Das letzte Projekt namens «KARO» mit Sitz in Plauen läuft am 12. Juni aus. Die anderen drei Projekte waren schon vor zwei Jahren ebenfalls mit Geldmangel als Begründung aufgegeben worden.

Die Referentin für öffentliches Gesundheitswesen im sächsischen Sozialministerium, Heidrun Böhm, erklärt: «Die Förderung durch die Europäische Union läuft aus und damit endet auch die Finanzierung aus Sachsen.» Dabei haben die Sozialarbeiter aus Plauen hochmotiviert und engagiert gearbeitet. Auch das Ministerium bescheinigt ihnen 70 bis 80 Stunden Einsatz pro Woche.

Pfarrerin Angela-Beate Petzold von der Diakonie Sachsen kann die Entscheidung zur Beendigung von «KARO» nicht nachvollziehen. Sozialarbeit und Gesundheitsfürsorge müssten entlang der Grenze verlässlich und kontinuierlich angeboten werden, meint sie.

«KARO»-Projektleiterin Cathrin Schauer will deshalb einen neuen Antrag auf Förderung ihres Projekts stellen. Wie brutal die Prostituiertenszene ist, hat sie in dem Buch «Kinder auf dem Strich - Bericht von der deutsch-tschechischen Grenze» beschrieben. Herausgegeben wurde das Buch von der deutschen Sektion des Kinderhilfswerks der Vereinten Nationen (UNICEF).

Schauer berichtet von Zwangsprostitution und von Gewaltanwendung deutscher Sextouristen. Es komme vor, dass Freier auf den Straßenstrich führen, um Frauen zu vergewaltigen. Das wüssten die Sozialarbeiter infolge ihrer Arbeit in der Szene. Es gebe sogar Kinder, die von ihren Eltern den Freiern angeboten würden.

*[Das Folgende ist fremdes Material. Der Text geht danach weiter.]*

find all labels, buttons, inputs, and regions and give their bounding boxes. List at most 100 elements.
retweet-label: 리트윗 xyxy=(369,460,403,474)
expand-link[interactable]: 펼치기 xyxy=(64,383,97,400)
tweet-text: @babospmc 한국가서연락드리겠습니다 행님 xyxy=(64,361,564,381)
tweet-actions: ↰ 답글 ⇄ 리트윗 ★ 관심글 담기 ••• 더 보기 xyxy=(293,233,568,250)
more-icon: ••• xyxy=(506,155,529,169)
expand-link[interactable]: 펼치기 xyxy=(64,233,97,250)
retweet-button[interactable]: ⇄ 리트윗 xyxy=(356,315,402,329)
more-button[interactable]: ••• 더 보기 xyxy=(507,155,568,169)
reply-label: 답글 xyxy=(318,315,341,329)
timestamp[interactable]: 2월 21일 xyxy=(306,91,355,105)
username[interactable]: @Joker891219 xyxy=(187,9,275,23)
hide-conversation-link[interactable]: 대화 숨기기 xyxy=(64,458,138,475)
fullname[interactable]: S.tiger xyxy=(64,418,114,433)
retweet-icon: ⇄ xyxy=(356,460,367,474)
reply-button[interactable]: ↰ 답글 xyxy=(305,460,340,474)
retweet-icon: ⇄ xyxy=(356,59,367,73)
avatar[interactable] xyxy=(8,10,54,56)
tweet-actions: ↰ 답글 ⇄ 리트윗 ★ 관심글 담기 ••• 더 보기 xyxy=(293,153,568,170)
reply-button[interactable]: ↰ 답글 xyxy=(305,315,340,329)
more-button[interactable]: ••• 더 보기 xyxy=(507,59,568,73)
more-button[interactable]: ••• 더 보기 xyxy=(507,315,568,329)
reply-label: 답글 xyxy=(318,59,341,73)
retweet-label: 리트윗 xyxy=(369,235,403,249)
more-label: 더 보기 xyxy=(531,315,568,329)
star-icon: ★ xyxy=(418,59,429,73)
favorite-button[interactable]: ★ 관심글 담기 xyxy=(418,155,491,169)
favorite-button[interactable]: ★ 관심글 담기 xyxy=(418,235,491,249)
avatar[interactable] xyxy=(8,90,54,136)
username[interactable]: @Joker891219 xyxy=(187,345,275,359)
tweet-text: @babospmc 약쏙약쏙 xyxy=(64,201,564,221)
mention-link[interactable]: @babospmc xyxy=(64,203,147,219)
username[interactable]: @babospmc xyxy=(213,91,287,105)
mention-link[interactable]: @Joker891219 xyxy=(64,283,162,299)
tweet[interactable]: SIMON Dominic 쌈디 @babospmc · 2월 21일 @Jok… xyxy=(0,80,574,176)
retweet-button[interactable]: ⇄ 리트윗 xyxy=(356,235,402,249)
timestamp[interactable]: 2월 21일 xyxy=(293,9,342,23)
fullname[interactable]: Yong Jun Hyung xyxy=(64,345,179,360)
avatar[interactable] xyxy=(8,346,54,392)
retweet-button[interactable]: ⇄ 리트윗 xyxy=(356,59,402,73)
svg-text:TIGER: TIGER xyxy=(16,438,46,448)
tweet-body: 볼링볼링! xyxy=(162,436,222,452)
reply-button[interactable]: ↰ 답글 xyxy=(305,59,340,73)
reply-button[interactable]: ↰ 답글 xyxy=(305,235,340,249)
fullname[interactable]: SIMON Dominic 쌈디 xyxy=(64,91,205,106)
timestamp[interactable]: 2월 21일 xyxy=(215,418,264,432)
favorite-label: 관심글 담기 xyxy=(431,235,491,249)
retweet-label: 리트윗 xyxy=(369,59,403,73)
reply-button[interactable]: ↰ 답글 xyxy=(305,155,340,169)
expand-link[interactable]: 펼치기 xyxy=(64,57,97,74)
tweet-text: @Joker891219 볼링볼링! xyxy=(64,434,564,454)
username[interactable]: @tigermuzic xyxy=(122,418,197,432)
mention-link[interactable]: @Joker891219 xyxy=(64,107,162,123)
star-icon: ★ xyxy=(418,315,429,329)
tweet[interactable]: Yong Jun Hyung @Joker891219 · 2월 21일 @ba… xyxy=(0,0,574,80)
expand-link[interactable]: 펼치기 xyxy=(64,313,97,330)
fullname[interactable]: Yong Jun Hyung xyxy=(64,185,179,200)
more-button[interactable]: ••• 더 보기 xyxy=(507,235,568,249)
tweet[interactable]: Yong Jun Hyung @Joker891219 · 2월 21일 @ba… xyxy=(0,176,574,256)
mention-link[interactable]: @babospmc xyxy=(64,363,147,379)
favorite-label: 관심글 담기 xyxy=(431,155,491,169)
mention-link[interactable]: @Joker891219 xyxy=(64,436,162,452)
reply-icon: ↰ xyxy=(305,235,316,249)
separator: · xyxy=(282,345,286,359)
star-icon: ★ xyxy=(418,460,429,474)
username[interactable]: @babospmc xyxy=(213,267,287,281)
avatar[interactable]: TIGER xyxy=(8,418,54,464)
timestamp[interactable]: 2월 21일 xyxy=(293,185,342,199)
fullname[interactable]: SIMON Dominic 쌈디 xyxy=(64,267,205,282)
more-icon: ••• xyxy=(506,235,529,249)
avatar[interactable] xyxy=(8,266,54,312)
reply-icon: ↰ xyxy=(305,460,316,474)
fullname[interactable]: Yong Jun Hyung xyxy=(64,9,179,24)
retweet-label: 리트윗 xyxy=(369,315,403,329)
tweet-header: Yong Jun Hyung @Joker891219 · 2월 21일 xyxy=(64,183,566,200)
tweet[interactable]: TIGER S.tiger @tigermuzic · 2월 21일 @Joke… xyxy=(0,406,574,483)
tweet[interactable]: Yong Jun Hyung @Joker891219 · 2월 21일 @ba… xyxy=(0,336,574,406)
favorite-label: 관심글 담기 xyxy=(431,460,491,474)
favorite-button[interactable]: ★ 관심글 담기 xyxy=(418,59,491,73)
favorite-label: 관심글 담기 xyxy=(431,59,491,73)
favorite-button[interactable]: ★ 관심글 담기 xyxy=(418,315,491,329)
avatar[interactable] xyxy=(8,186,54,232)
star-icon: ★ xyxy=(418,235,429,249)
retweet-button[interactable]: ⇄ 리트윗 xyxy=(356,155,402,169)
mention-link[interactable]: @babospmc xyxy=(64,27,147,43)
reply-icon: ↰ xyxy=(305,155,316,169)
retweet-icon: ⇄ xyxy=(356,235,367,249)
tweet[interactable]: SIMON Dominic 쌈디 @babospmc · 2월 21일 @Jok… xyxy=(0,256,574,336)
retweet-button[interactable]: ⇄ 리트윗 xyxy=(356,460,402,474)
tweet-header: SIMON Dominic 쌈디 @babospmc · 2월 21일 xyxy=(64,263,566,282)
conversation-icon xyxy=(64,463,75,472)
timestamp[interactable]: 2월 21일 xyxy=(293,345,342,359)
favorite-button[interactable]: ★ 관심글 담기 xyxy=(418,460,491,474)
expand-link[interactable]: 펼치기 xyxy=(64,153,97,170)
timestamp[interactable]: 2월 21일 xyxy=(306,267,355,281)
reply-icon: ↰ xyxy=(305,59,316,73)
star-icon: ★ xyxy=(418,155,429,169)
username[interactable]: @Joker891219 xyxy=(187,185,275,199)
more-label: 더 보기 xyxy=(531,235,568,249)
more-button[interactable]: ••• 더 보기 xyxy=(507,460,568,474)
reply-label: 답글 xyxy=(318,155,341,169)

Ihr Buch habe immerhin dazu geführt, dass in Tschechien das Problembewusstsein für dieses Tabuthema gewachsen sei, sagt Cathrin Schauer. Auch das sächsische Landeskriminalamt sieht, dass auf tschechischer Seite energischer gegen die Prostitution vorgegangen wird als früher. Das führe dann aber dazu, dass der Frauenhandel auf sächsischer Seite zunehme, heißt es. Menschenhändler versuchten beispielsweise, Frauen im Großraum Chemnitz anzubieten, sagte LKA-Sprecher Lothar Hofner.

Nach Erkenntnissen von Böhm haben Pädophile Netzwerke im Internet aufgebaut. Petzold spricht von einem schlimmen Thema. Hier dürfe sowohl bei der Vorbeugungsarbeit als auch bei der Strafverfolgung nicht nachgelassen werden. Christian Schneider, Sprecher von UNICEF Deutschland, verweist auf eine Unterschriftenaktion seiner Organisation gegen die Ausbeutung von Kindern.

Jeder einzelne Fall von Kindesmissbrauch und Kinderprostitution, der aus dem tschechischen Grenzgebiet bekannt werde, sei schlimm genug, meint Schneider. Über das genaue Ausmaß könne man jedoch nichts sagen. Ein großes Problem bei der Strafverfolgung sei nach wie vor, dass es kaum vor Gericht verwertbare Aussagen gebe, weil die Opfer Angst hätten, gegen die Zuhälter und Menschenhändler aufzutreten.